2009 – Em abril, a polícia apreende 40 bois em Celso Ramos. No dia seguinte, manifestantes de ONGs de proteção aos animais fazem protesto no Centro da Capital
(DC, 21/03/2010)
EDITORIAIS: Tecnologia contra a barbárie (DC, 21/03/2010)
Todos os anos, nesta época, os catarinenses sentem que os olhos do Brasil e do mundo convergem para o Estado. E por um motivo que em nada nos orgulha: a execrável farra do boi, uma prática que, além de ilegal, e portanto proibida, atenta contra a civilidade. Mesmo que a tortura de animais seja praticada por uma minoria e restrita a algumas regiões do Litoral, sua violência e ignomínia são tais que, a cada cena de maus-tratos que ganha o noticiário, todos os que vivem neste Estado são, de algum modo, prejudicados.
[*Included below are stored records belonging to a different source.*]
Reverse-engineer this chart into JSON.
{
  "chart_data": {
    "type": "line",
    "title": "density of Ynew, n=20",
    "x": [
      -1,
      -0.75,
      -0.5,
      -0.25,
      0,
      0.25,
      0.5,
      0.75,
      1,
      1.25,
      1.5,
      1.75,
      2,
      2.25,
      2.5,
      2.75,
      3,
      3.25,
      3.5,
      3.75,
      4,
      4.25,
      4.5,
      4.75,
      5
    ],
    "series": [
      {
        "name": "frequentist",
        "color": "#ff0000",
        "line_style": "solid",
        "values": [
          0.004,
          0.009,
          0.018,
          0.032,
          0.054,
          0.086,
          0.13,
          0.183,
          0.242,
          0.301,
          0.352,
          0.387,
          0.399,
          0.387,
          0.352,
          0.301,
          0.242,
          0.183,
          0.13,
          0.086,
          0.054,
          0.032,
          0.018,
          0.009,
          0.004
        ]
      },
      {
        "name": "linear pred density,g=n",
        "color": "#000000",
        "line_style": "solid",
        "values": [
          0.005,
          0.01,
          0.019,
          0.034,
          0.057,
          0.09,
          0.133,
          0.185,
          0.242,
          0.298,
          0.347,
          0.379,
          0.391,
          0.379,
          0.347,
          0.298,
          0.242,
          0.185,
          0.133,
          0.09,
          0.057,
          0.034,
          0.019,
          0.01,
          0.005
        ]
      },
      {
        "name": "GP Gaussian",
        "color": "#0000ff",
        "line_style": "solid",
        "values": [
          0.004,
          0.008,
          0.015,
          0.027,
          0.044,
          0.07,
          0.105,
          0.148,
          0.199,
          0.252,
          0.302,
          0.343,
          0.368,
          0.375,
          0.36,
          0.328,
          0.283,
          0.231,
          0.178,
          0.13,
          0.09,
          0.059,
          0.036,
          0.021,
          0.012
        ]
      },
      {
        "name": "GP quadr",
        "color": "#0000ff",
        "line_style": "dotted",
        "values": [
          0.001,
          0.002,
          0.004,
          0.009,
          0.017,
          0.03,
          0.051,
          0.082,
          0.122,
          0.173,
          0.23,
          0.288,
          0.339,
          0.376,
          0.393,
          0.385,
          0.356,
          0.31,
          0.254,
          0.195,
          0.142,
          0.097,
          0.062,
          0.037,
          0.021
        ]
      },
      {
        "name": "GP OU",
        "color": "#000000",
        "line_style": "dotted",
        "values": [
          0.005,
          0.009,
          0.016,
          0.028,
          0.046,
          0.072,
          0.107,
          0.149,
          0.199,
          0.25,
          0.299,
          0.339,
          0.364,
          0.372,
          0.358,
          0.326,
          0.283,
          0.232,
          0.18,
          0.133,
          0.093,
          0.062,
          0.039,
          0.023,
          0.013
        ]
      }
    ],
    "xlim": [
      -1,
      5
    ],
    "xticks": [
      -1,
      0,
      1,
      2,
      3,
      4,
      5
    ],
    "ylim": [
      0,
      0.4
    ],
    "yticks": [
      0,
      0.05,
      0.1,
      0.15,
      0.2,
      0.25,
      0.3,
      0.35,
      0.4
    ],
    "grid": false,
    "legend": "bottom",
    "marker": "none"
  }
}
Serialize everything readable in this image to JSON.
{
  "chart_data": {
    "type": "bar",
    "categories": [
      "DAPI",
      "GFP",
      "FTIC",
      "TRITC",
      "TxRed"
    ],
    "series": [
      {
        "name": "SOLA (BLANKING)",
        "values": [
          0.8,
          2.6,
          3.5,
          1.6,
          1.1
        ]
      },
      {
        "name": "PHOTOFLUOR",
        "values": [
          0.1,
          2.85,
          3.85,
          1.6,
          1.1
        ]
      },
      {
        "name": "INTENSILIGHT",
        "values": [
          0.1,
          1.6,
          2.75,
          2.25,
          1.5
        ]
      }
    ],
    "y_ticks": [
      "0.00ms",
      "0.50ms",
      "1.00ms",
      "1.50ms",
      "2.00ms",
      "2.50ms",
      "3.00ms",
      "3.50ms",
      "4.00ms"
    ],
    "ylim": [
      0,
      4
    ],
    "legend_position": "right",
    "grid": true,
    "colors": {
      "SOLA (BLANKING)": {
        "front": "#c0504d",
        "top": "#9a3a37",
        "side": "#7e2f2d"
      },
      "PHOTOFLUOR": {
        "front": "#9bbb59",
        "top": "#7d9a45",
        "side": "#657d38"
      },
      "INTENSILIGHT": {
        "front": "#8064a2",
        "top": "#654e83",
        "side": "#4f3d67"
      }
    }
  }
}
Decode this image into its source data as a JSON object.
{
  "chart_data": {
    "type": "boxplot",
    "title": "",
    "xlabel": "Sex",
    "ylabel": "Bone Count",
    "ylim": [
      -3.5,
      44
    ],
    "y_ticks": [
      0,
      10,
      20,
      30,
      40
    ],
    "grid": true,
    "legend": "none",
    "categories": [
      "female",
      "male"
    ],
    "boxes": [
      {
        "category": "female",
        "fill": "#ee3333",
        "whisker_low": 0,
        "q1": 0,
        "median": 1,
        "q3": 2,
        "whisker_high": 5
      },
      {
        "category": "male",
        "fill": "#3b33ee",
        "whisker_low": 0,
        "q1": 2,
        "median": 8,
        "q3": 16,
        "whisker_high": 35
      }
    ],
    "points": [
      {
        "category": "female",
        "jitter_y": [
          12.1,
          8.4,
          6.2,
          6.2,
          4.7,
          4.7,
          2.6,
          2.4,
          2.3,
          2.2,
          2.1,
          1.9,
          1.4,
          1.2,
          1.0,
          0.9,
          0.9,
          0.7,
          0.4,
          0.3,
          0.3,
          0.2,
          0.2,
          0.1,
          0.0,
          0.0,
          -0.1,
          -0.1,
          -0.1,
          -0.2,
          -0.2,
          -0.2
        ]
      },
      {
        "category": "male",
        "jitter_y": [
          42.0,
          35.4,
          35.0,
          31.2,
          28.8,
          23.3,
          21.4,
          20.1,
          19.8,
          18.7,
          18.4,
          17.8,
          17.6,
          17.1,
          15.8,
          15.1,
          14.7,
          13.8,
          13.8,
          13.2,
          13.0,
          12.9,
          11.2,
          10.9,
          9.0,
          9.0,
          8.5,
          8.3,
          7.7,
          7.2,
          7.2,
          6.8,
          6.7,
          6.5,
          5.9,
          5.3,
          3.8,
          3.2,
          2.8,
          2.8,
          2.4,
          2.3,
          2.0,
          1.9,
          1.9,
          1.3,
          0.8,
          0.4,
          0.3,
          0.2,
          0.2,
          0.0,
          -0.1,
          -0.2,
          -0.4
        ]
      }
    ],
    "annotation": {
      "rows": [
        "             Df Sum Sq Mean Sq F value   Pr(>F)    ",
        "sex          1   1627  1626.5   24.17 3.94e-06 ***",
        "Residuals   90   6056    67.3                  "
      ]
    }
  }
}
Durante décadas, complacentemente, as autoridades fizeram vistas grossas para uma selvageria travestida de manifestação cultural, como se houvesse razão para assim considerar a prolongada agonia e a morte horrenda de um pobre animal. Por isso, é elogiável a intenção da Polícia Militar de utilizar câmeras eletrônicas para identificar farristas. Pois só com a punição exemplar dos infratores, assim como dos que, por interesses egoístas, patrocinam semelhante atrocidade, é que poderemos dar um basta a este atentado à razão.
Não deixa de ser irônico que se esteja lançando mão da tecnologia para coibir algo que nos remete ao mundo medieval. Primeiro, porque tal recurso poderia muito bem já estar sendo utilizado há bom tempo, e não somente agora. Depois, porque, para acabar de vez com a farra, a tecnologia em si não é imprescindível. Investimentos contínuos em educação são muito mais eficientes, posto que seus benefícios espraiam-se sobre praticamente todos os atos de um indivíduo, inclusive sobre os índices de criminalidade.